I am learning how to curb overeating, how I looked to food for support. Just January of this year, I had problems overeating at dinner time (after my long walk home from work). I asked for help here, and people recommended eating protein prior to the walk. Some people swear by water, which I am now swearing by it! I have learned the hard way, to drink more water if I eat more fiber/ You see, if you don't, the fiber doesn't bulk up, and will just sit there making you constipated.
Why did I gear off-topic here? I wanted to point out that this is a constant learning experience. I did not go to college to become a dietitian, so therefore i didn't just know this stuff. I am sure some of the stuff I am doing nowadays I will learn later on...a week later?...a month later?....next year?...that what I was doing was wrong. I have hit plateaus, but I kept going. I lost 6lbs last week, yet 0 pounds the month of January! Staying around, even though I lurk more often, has reminded me of my sights.
Who cares that you had a bad weekend? We all do. We all will. I am sure even the maintainers indulge once in awhile. The one thing I learned was, when I screw up, just forget that it happened, and get back on the bandwagon immediately! Not tomorrow, not next week, but now!
08-21-2007, 01:20 AM
Just saw this thread today, but I am relieved to see that you're going to stick around here! Everyone else has said it better than I can, but this is such a great community that wants to support you - so take advantage of all the group has to offer. Hope your surgery goes well, and that it's nothing serious, we'll see you here when you recover. :hug:
08-21-2007, 08:58 AM
It's good that you're not leaving. Don't make the same mistake I did. I left 3FC for one of the same reasons. I was asking for so much support and not being able to follow through with the advices--and managed to end up in worse shape than I was staying here. So, please stay :)
08-21-2007, 09:29 AM
I actually want to appoligise to you this morning...Your post really made me think..alot.... about how you were feeling which started me thinking of other things.

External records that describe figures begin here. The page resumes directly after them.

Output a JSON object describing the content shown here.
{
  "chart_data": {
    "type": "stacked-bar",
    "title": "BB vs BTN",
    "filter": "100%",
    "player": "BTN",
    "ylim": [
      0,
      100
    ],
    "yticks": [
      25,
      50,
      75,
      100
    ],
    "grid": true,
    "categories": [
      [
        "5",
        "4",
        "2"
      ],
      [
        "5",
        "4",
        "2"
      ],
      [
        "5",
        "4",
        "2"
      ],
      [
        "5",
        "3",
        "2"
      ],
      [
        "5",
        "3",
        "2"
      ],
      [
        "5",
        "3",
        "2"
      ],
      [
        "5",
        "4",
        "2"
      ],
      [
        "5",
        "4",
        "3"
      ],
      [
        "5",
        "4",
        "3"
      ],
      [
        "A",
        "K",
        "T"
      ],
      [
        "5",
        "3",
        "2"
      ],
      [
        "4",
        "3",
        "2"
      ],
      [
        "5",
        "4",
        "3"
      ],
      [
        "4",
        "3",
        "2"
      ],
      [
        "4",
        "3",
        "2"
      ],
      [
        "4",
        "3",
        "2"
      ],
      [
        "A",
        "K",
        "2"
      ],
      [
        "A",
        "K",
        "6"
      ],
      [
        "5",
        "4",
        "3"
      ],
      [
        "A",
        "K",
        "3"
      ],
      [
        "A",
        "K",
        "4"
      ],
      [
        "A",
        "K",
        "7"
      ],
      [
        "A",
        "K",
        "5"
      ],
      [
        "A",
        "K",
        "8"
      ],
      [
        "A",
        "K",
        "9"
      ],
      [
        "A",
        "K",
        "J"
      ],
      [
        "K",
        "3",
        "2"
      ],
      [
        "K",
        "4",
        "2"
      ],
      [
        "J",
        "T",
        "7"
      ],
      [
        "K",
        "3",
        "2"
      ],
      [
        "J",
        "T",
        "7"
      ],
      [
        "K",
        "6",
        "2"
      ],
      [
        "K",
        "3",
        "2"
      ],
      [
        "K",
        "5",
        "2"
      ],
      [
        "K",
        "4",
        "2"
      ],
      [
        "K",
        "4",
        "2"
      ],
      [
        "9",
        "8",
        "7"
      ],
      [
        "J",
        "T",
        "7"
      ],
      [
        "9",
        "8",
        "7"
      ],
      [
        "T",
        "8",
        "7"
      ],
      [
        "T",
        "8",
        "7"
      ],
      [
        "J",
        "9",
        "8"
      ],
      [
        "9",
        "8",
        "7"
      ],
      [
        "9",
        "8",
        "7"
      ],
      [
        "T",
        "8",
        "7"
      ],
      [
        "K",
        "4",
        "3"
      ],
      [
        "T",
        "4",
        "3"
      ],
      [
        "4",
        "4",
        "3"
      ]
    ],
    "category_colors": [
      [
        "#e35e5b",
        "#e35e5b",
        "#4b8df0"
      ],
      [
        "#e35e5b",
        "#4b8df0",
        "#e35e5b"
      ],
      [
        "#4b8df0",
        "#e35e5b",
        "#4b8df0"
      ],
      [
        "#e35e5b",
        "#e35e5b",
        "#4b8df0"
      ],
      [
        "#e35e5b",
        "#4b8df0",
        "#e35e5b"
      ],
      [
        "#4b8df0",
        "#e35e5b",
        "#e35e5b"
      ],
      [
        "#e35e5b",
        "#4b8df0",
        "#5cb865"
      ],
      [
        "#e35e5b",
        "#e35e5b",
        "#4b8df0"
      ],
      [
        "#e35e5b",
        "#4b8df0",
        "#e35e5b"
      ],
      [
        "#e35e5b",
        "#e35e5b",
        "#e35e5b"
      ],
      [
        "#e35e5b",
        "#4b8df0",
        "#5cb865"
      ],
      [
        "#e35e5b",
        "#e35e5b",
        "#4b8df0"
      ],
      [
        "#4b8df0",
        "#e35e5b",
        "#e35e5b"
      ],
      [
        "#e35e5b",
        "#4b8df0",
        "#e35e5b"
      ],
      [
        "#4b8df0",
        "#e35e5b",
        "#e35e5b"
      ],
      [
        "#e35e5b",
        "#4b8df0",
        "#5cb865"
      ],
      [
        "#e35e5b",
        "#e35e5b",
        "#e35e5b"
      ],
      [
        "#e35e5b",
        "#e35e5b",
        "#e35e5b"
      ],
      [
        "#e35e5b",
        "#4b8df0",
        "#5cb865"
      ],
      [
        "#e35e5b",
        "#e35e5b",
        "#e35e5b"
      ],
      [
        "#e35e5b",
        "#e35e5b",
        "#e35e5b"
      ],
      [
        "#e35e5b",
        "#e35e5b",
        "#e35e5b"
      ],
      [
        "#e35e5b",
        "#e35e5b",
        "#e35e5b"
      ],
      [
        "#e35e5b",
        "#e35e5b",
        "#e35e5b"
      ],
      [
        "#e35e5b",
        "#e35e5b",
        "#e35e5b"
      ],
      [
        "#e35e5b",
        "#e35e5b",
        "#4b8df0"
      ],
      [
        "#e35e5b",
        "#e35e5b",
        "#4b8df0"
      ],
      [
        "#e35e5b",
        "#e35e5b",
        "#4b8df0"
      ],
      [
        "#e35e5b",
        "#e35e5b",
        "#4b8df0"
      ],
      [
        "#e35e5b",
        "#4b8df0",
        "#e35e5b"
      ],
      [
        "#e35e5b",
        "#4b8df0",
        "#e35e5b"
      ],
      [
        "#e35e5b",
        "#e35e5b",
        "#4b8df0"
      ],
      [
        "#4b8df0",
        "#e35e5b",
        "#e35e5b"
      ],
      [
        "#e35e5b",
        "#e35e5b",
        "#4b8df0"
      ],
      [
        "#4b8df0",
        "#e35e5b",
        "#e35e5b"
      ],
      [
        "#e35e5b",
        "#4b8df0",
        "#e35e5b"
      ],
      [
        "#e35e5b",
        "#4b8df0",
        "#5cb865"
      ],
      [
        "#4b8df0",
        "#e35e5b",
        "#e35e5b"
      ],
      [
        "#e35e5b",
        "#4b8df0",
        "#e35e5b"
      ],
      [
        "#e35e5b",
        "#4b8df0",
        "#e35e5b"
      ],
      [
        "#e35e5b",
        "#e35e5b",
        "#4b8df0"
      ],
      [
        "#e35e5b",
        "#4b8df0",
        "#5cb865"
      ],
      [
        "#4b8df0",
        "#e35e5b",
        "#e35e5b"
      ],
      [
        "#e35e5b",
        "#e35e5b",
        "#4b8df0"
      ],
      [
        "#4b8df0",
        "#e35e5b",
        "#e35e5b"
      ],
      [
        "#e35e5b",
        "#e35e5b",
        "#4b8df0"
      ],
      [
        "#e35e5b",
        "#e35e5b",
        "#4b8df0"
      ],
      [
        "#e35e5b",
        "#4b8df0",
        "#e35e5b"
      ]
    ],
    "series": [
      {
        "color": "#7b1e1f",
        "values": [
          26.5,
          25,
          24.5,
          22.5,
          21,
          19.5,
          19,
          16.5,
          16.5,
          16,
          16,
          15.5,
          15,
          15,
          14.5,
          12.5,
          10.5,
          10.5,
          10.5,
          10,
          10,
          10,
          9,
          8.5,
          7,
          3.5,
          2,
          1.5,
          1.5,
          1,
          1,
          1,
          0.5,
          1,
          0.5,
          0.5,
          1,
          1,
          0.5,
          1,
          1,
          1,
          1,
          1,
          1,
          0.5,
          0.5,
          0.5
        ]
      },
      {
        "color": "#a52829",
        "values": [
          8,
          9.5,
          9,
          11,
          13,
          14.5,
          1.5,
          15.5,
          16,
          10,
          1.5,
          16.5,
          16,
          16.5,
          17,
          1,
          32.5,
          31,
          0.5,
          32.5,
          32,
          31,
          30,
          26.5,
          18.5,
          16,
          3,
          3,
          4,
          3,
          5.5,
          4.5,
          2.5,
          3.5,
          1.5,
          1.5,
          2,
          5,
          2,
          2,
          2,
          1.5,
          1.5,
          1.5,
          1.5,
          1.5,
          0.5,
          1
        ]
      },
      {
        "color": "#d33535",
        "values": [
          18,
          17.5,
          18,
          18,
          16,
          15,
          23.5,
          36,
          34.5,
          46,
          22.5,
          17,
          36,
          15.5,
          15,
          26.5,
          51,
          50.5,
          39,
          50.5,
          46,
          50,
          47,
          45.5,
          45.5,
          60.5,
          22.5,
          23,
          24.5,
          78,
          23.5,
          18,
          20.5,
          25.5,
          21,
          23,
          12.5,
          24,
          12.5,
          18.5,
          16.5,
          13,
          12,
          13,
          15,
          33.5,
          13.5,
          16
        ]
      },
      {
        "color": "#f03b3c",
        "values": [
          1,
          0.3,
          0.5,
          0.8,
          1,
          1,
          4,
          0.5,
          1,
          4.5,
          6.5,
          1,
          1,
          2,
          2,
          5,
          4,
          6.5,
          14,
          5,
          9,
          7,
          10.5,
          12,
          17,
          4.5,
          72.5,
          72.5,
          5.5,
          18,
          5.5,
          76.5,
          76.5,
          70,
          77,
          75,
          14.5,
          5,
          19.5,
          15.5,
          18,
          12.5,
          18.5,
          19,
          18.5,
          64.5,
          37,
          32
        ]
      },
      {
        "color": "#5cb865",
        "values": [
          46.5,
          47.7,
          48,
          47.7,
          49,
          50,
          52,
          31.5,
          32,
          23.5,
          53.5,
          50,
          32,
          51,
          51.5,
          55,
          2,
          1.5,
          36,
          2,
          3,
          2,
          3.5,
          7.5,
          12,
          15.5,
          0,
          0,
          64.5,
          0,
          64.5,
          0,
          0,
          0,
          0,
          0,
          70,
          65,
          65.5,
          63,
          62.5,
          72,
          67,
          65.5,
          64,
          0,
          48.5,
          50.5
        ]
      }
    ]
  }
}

I feel that I may have come off a little bit too strong yesterday...a real PITA but I want you to know that is was only because I want to see you succeed...and your post hit me unually hard because everything you said..is exactly how I feel many times.
anyway's..I will back off..and I am glad that you have decided to stay with 3FC...oh and good luck with your surgery.
08-21-2007, 09:30 AM
I am also glad that you are staying. Colleen is right-losing weight is NOT for sissies. Kick that self-doubt to the curb! It's like Christmas day when you have a success-so try and have Christmas every weekend.